Performance Explanation
Hello,
why is zap performance measured so poorly on this site? https://www.techempower.com/benchmarks/#section=data-r23
I don't know. But when briefly checking out the source code, I noticed:
They use a GeneralPurposeAllocator (now named DebugAllocator) as their main allocator, with .{ .thread_safe = true }. Then they wrap this already thread-safe allocator in a ThreadSafeAllocator. The GPA already isn't the quickest allocator ; std.heap.smp_allocator is supposed to be a quicker alternative.
Then, they hardcode 128 worker threads into the process, on a (if I looked it up correctly) 56-core machine. But that's not all. They then start one such 128-worker-thread process for each CPU core (56 if reported correctly). Totalling at least 56x128 = 7168 worker threads on a 56-core machine.
Next, they wrap all endpoints in a MiddleWare that just adds a Server: Zap field to the response and provides some random number generator and a Postgres connection pool. For text/json endpoints, I think that's an overkill.
All in all, I think performance could be improved by having just 1 process with maybe n_cores * 1.0 .. 1.25 threads, at least for the non-postgres endpoints. Going higher probably helps with the postgres endpoint, as waiting for DB responses is likely to cause the OS to switch thread. Not using the middleware for endpoints that don't use postgres would avoid a few call redirections per request. Using a faster allocator (like the smp_allocator) would also help.

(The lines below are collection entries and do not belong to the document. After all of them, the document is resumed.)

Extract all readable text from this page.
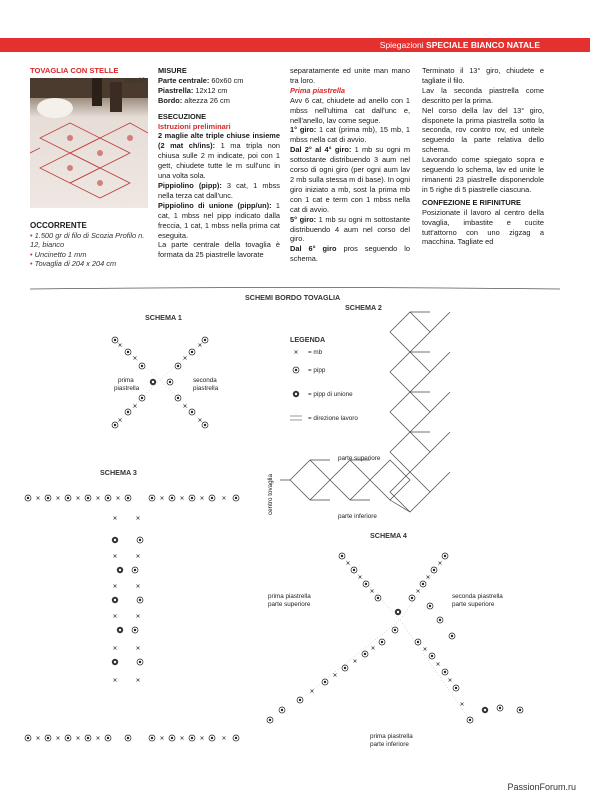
Spiegazioni SPECIALE BIANCO NATALE
TOVAGLIA CON STELLE
pag.19
OCCORRENTE
• 1.500 gr di filo di Scozia Profilo n. 12, bianco
• Uncinetto 1 mm
• Tovaglia di 204 x 204 cm

MISURE

Parte centrale: 60x60 cm

Piastrella: 12x12 cm

Bordo: altezza 26 cm

ESECUZIONE

Istruzioni preliminari

2 maglie alte triple chiuse insieme (2 mat ch/ins): 1 ma tripla non chiusa sulle 2 m indicate, poi con 1 gett, chiudete tutte le m sull'unc in una volta sola.

Pippiolino (pipp): 3 cat, 1 mbss nella terza cat dall'unc.

Pippiolino di unione (pipp/un): 1 cat, 1 mbss nel pipp indicato dalla freccia, 1 cat, 1 mbss nella prima cat eseguita.

La parte centrale della tovaglia è formata da 25 piastrelle lavorate

separatamente ed unite man mano tra loro.

Prima piastrella

Avv 6 cat, chiudete ad anello con 1 mbss nell'ultima cat dall'unc e, nell'anello, lav come segue.

1° giro: 1 cat (prima mb), 15 mb, 1 mbss nella cat di avvio.

Dal 2° al 4° giro: 1 mb su ogni m sottostante distribuendo 3 aum nel corso di ogni giro (per ogni aum lav 2 mb sulla stessa m di base). In ogni giro iniziato a mb, sost la prima mb con 1 cat e term con 1 mbss nella cat di avvio.

5° giro: 1 mb su ogni m sottostante distribuendo 4 aum nel corso del giro.

Dal 6° giro pros seguendo lo schema.

Terminato il 13° giro, chiudete e tagliate il filo.

Lav la seconda piastrella come descritto per la prima.

Nel corso della lav del 13° giro, disponete la prima piastrella sotto la seconda, rov contro rov, ed unitele seguendo la parte relativa dello schema.

Lavorando come spiegato sopra e seguendo lo schema, lav ed unite le rimanenti 23 piastrelle disponendole in 5 righe di 5 piastrelle ciascuna.

CONFEZIONE E RIFINITURE

Posizionate il lavoro al centro della tovaglia, imbastite e cucite tutt'attorno con uno zigzag a macchina. Tagliate ed

SCHEMI BORDO TOVAGLIA
SCHEMA 1
prima
piastrella
seconda
piastrella
LEGENDA
= mb
= pipp
= pipp di unione
= direzione lavoro
SCHEMA 2
parte superiore
parte inferiore
centro tovaglia
SCHEMA 3
SCHEMA 4
prima piastrella
parte superiore
seconda piastrella
parte superiore
prima piastrella
parte inferiore
PassionForum.ru
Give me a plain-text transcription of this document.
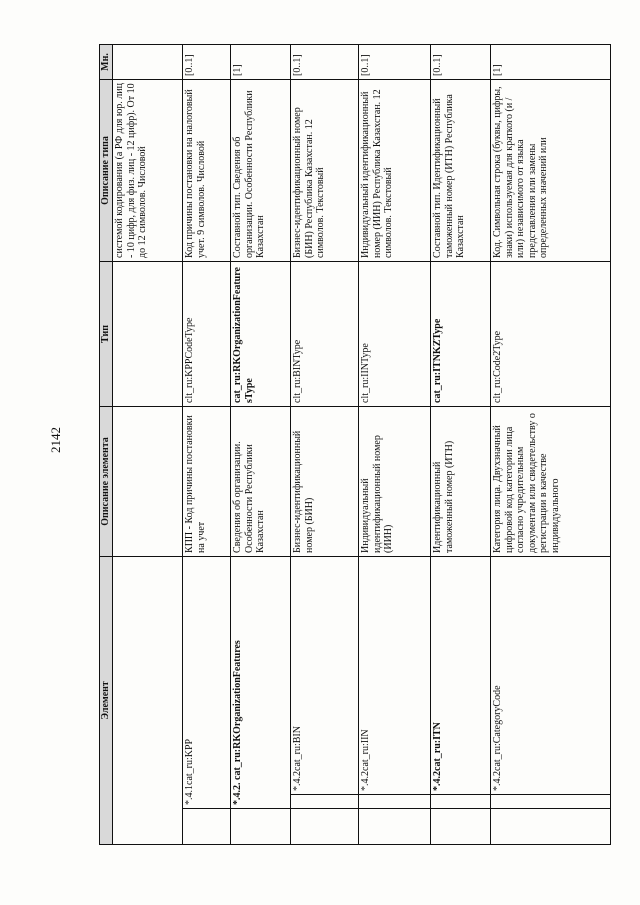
2142
Элемент			Описание элемента	Тип	Описание типа	Мн.
					системой кодирования (а РФ для юр. лиц - 10 цифр, для физ. лиц - 12 цифр). От 10 до 12 символов. Числовой	
	*.4.1cat_ru:KPP		КПП - Код причины постановки на учет	clt_ru:KPPCodeType	Код причины постановки на налоговый учет. 9 символов. Числовой	[0..1]
	*.4.2. cat_ru:RKOrganizationFeatures		Сведения об организации. Особенности Республики Казахстан	cat_ru:RKOrganizationFeaturesType	Составной тип. Сведения об организации. Особенности Республики Казахстан	[1]
		*.4.2cat_ru:BIN	Бизнес-идентификационный номер (БИН)	clt_ru:BINType	Бизнес-идентификационный номер (БИН) Республика Казахстан. 12 символов. Текстовый	[0..1]
		*.4.2cat_ru:IIN	Индивидуальный идентификационный номер (ИИН)	clt_ru:IINType	Индивидуальный идентификационный номер (ИИН) Республика Казахстан. 12 символов. Текстовый	[0..1]
		*.4.2cat_ru:ITN	Идентификационный таможенный номер (ИТН)	cat_ru:ITNKZType	Составной тип. Идентификационный таможенный номер (ИТН) Республика Казахстан	[0..1]
		*.4.2cat_ru:CategoryCode	Категория лица. Двухзначный цифровой код категории лица согласно учредительным документам или свидетельству о регистрации в качестве индивидуального	clt_ru:Code2Type	Код. Символьная строка (буквы, цифры, знаки) используемая для краткого (и /или) независимого от языка представления или замены определенных значений или	[1]
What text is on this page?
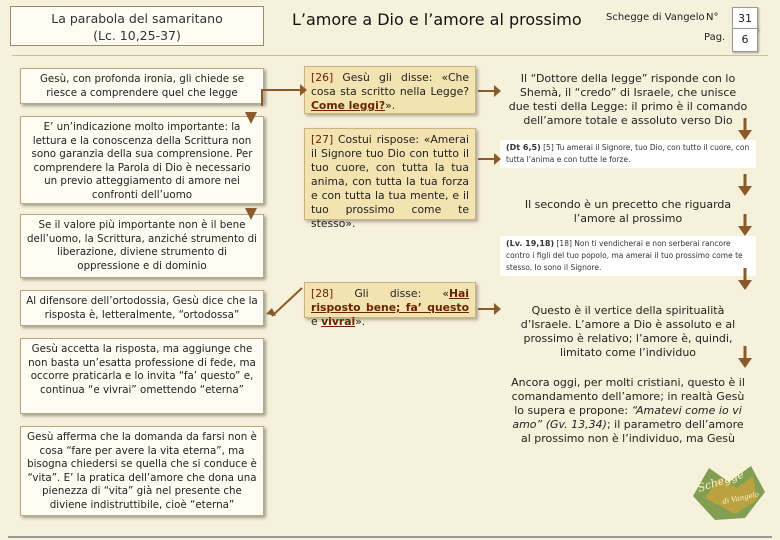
La parabola del samaritano
(Lc. 10,25-37)
L’amore a Dio e l’amore al prossimo Schegge di Vangelo N°	31
Pag.	6
Gesù, con profonda ironia, gli chiede se riesce a comprendere quel che legge
E’ un’indicazione molto importante: la lettura e la conoscenza della Scrittura non sono garanzia della sua comprensione. Per comprendere la Parola di Dio è necessario un previo atteggiamento di amore nei confronti dell’uomo
Se il valore più importante non è il bene dell’uomo, la Scrittura, anziché strumento di liberazione, diviene strumento di oppressione e di dominio
Al difensore dell’ortodossia, Gesù dice che la risposta è, letteralmente, “ortodossa”
Gesù accetta la risposta, ma aggiunge che non basta un’esatta professione di fede, ma occorre praticarla e lo invita “fa’ questo” e, continua “e vivrai” omettendo “eterna”
Gesù afferma che la domanda da farsi non è cosa “fare per avere la vita eterna”, ma bisogna chiedersi se quella che si conduce è “vita”. E’ la pratica dell’amore che dona una pienezza di “vita” già nel presente che diviene indistruttibile, cioè “eterna”
[26] Gesù gli disse: «Che cosa sta scritto nella Legge? Come leggi?».
[27] Costui rispose: «Amerai il Signore tuo Dio con tutto il tuo cuore, con tutta la tua anima, con tutta la tua forza e con tutta la tua mente, e il tuo prossimo come te stesso».
[28] Gli disse: «Hai risposto bene; fa’ questo e vivrai».
Il “Dottore della legge” risponde con lo Shemà, il “credo” di Israele, che unisce due testi della Legge: il primo è il comando dell’amore totale e assoluto verso Dio
(Dt 6,5) [5] Tu amerai il Signore, tuo Dio, con tutto il cuore, con tutta l’anima e con tutte le forze.
Il secondo è un precetto che riguarda l’amore al prossimo
(Lv. 19,18) [18] Non ti vendicherai e non serberai rancore contro i figli del tuo popolo, ma amerai il tuo prossimo come te stesso. Io sono il Signore.
Questo è il vertice della spiritualità d’Israele. L’amore a Dio è assoluto e al prossimo è relativo; l’amore è, quindi, limitato come l’individuo
Ancora oggi, per molti cristiani, questo è il comandamento dell’amore; in realtà Gesù lo supera e propone: “Amatevi come io vi amo” (Gv. 13,34); il parametro dell’amore al prossimo non è l’individuo, ma Gesù
Schegge
di Vangelo
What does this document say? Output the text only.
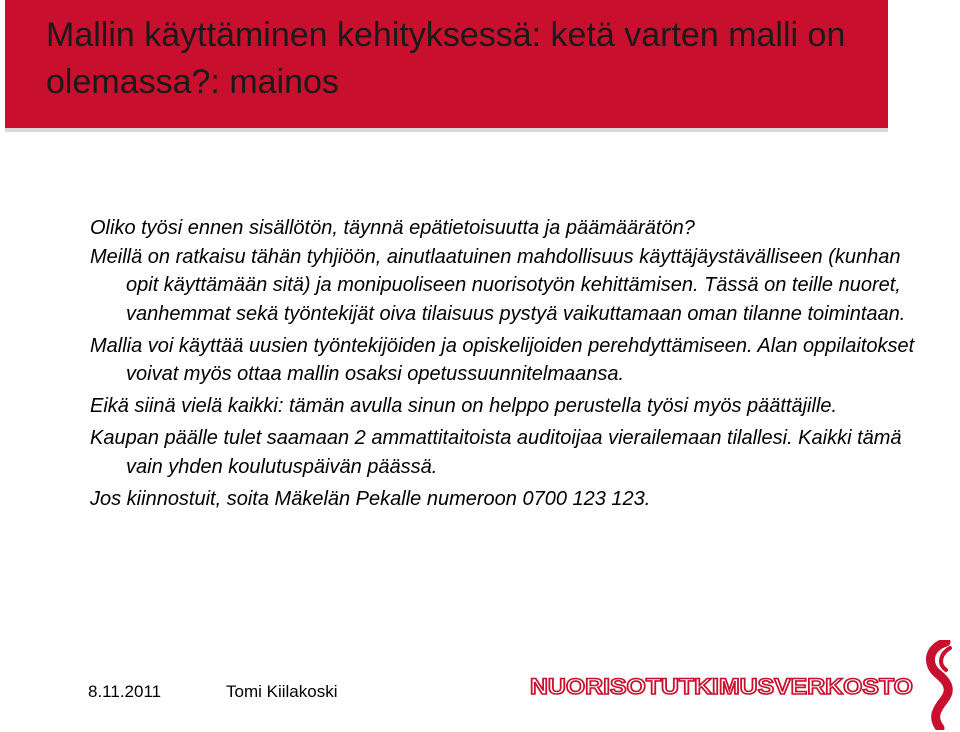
Mallin käyttäminen kehityksessä: ketä varten malli on olemassa?: mainos

Oliko työsi ennen sisällötön, täynnä epätietoisuutta ja päämäärätön?

Meillä on ratkaisu tähän tyhjiöön, ainutlaatuinen mahdollisuus käyttäjäystävälliseen (kunhan opit käyttämään sitä) ja monipuoliseen nuorisotyön kehittämisen. Tässä on teille nuoret, vanhemmat sekä työntekijät oiva tilaisuus pystyä vaikuttamaan oman tilanne toimintaan.

Mallia voi käyttää uusien työntekijöiden ja opiskelijoiden perehdyttämiseen. Alan oppilaitokset voivat myös ottaa mallin osaksi opetussuunnitelmaansa.

Eikä siinä vielä kaikki: tämän avulla sinun on helppo perustella työsi myös päättäjille.

Kaupan päälle tulet saamaan 2 ammattitaitoista auditoijaa vierailemaan tilallesi. Kaikki tämä vain yhden koulutuspäivän päässä.

Jos kiinnostuit, soita Mäkelän Pekalle numeroon 0700 123 123.

8.11.2011	Tomi Kiilakoski	NUORISOTUTKIMUSVERKOSTO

Oh, I just noticed that they use a mutex for mustache.build and for the random number generator. As for the random number generator, I think just instantiating one per request where it's needed would be faster than all threads fighting for a single instance, blocking each other via a mutex. Why they mutex-protect the call to building the mustache template, I don't get. It just makes all the threads serialize on mutexes all the time.
So there are a few ways to make it faster.